Screening for retinopathy is justifiable if early detection leads to less vision loss at an acceptable cost. The evidence shows that 1) laser therapy reduces the rate of vision loss by 50% among patients with proliferative retinopathy and macular edema, conditions that are often asymptomatic; 2) duration of diabetes is the main risk factor for retinopathy; and 3) standard ophthalmoscopic examination has only moderate sensitivity (about 80% in research settings) and specificity (greater than 90% for proliferative retinopathy but lower for macular edema), making seven-field stereophotography a more accurate method. Estimates of cost effectiveness indicate that screening for retinopathy not only saves years of vision but may be cost saving from a societal perspective.

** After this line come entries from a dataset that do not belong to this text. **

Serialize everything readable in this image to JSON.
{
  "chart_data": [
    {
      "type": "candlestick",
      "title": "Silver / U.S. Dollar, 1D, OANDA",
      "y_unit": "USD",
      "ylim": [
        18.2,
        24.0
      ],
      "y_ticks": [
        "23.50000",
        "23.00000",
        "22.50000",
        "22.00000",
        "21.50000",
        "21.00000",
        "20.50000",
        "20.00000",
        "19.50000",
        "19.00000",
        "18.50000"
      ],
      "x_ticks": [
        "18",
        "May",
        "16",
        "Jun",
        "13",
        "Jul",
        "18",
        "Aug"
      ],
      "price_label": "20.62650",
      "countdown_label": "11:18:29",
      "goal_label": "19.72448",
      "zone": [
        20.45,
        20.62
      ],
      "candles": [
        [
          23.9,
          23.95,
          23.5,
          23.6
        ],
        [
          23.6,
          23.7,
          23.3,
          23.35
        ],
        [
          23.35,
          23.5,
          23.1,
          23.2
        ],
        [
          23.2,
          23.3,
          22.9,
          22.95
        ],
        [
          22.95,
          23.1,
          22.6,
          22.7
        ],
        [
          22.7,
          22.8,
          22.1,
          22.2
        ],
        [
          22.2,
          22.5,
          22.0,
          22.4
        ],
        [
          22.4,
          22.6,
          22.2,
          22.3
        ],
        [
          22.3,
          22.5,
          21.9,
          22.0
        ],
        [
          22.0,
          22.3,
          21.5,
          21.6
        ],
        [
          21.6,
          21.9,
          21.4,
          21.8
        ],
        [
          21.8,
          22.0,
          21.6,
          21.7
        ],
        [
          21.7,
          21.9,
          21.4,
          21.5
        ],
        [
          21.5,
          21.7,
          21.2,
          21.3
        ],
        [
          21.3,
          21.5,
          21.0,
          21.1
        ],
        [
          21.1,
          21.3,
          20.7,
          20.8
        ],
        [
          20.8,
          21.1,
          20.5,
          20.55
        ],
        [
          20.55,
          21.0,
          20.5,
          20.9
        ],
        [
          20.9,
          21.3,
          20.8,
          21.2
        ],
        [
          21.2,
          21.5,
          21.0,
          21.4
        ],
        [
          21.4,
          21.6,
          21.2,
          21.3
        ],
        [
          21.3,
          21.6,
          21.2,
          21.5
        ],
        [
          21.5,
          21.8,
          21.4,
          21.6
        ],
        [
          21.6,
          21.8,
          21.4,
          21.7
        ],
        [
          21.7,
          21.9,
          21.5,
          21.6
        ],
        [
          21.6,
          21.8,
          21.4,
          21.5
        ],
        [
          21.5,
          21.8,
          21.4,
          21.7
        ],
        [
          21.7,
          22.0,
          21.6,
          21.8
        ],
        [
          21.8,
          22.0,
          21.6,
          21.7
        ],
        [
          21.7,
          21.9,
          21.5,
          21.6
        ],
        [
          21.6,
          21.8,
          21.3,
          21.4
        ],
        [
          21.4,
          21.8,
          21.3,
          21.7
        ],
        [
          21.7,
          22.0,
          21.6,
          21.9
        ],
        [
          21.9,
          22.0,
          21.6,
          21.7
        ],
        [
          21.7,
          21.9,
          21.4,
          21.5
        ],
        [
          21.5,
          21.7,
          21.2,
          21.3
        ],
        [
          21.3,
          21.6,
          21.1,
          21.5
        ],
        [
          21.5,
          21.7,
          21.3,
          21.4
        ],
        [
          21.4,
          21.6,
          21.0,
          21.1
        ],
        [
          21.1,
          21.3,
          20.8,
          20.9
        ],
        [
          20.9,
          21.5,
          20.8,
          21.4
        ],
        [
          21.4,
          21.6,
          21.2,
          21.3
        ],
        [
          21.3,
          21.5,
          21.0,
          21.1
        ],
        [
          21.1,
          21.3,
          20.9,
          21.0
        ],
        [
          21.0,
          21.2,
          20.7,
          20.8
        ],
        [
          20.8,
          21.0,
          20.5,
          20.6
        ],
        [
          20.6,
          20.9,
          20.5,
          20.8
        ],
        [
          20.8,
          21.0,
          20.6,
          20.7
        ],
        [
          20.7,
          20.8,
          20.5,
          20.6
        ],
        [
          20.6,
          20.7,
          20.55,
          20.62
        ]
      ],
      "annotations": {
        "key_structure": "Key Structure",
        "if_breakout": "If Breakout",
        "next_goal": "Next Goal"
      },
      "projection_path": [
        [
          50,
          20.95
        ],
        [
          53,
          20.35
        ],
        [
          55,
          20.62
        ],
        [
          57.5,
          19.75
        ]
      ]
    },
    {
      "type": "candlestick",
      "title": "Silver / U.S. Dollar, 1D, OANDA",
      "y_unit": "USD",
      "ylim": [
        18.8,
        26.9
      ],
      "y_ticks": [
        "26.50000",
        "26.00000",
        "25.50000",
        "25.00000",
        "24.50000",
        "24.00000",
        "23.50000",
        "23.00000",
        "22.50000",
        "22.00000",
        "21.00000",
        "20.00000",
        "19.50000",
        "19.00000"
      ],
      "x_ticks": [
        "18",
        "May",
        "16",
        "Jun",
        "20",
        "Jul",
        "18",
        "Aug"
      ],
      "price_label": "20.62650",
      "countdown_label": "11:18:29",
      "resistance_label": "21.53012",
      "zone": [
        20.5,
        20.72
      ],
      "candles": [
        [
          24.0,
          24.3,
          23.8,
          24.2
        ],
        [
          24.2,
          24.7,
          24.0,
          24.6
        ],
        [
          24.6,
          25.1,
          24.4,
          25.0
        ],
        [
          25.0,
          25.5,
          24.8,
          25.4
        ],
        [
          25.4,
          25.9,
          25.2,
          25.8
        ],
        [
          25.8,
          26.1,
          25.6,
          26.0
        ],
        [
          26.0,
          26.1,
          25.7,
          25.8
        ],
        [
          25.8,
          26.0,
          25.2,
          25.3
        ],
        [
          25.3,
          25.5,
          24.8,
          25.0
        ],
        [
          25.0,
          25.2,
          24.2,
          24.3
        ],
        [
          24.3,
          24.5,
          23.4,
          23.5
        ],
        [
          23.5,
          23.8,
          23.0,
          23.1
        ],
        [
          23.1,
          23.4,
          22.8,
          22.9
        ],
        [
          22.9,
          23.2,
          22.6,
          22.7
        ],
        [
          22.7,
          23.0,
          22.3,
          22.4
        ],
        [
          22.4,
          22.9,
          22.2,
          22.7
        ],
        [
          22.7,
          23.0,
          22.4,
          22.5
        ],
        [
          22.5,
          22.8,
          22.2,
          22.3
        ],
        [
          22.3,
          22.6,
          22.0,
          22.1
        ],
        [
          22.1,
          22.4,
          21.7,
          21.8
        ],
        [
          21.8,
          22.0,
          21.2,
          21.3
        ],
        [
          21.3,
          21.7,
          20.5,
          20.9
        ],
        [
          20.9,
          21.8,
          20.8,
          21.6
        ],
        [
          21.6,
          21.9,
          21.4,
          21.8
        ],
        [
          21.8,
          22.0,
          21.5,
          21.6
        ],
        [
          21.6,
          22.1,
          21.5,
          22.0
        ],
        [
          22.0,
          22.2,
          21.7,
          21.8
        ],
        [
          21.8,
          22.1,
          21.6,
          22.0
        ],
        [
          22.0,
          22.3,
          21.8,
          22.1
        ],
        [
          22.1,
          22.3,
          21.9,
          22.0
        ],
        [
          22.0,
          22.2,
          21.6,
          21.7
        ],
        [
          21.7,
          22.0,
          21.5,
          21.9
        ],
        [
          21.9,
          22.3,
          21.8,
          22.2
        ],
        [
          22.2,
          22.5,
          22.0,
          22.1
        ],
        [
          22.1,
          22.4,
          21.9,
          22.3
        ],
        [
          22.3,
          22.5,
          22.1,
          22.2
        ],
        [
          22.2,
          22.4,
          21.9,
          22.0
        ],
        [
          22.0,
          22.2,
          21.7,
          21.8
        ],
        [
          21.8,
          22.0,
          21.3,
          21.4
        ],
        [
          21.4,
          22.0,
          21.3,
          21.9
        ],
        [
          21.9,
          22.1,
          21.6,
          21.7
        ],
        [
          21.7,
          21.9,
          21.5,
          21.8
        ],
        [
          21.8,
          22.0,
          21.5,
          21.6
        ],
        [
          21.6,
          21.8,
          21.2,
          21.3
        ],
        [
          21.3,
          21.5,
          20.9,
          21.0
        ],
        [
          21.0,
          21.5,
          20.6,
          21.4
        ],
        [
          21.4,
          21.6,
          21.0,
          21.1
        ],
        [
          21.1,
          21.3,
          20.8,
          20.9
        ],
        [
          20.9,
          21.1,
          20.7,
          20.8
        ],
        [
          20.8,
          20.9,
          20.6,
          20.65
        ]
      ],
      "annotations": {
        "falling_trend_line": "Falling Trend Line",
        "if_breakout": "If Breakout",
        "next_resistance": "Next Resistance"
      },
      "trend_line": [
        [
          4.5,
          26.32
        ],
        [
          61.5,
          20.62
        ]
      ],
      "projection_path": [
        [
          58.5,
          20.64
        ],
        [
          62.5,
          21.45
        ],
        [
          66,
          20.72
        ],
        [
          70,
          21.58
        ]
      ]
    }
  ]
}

Screening for retinopathy in patients with diabetes, and subsequent photocoagulation therapy for those who have high risk macular edema or proliferative retinopathy, is clearly beneficial.
确定糖尿病视网膜病变筛查的合适患者、方法及时机。
通过重要综述文章、作者档案、专家建议及医学文献数据库检索(1986年至今)确定相关文章;从已确定文章的参考文献中选取其他参考文献。
关于视网膜病变自然史的文章选择限于大型临床系列研究及针对特定人群的正式流行病学研究。关于光凝治疗及血糖控制治疗效果的文章选择限于随机试验。关于筛查方式准确性的资料来源则必然更多样化。
对于重要变量,呈现多项研究的个体估计值,而非单一的荟萃分析汇总估计值。
如果早期检测能以可接受的成本减少视力丧失,那么视网膜病变筛查是合理的。证据表明:1)激光治疗可使增殖性视网膜病变和黄斑水肿(这些情况通常无症状)患者的视力丧失率降低50%;2)糖尿病病程是视网膜病变的主要危险因素;3)标准检眼镜检查的敏感性仅为中等水平(在研究环境中约为80%),特异性方面,对增殖性视网膜病变大于90%,但对黄斑水肿较低,这使得七视野立体摄影成为更准确的方法。成本效益估计表明,视网膜病变筛查不仅能挽救数年视力,从社会角度看还可能节省成本。
对糖尿病患者进行视网膜病变筛查,以及随后对有高危黄斑水肿或增殖性视网膜病变的患者进行光凝治疗,显然是有益的。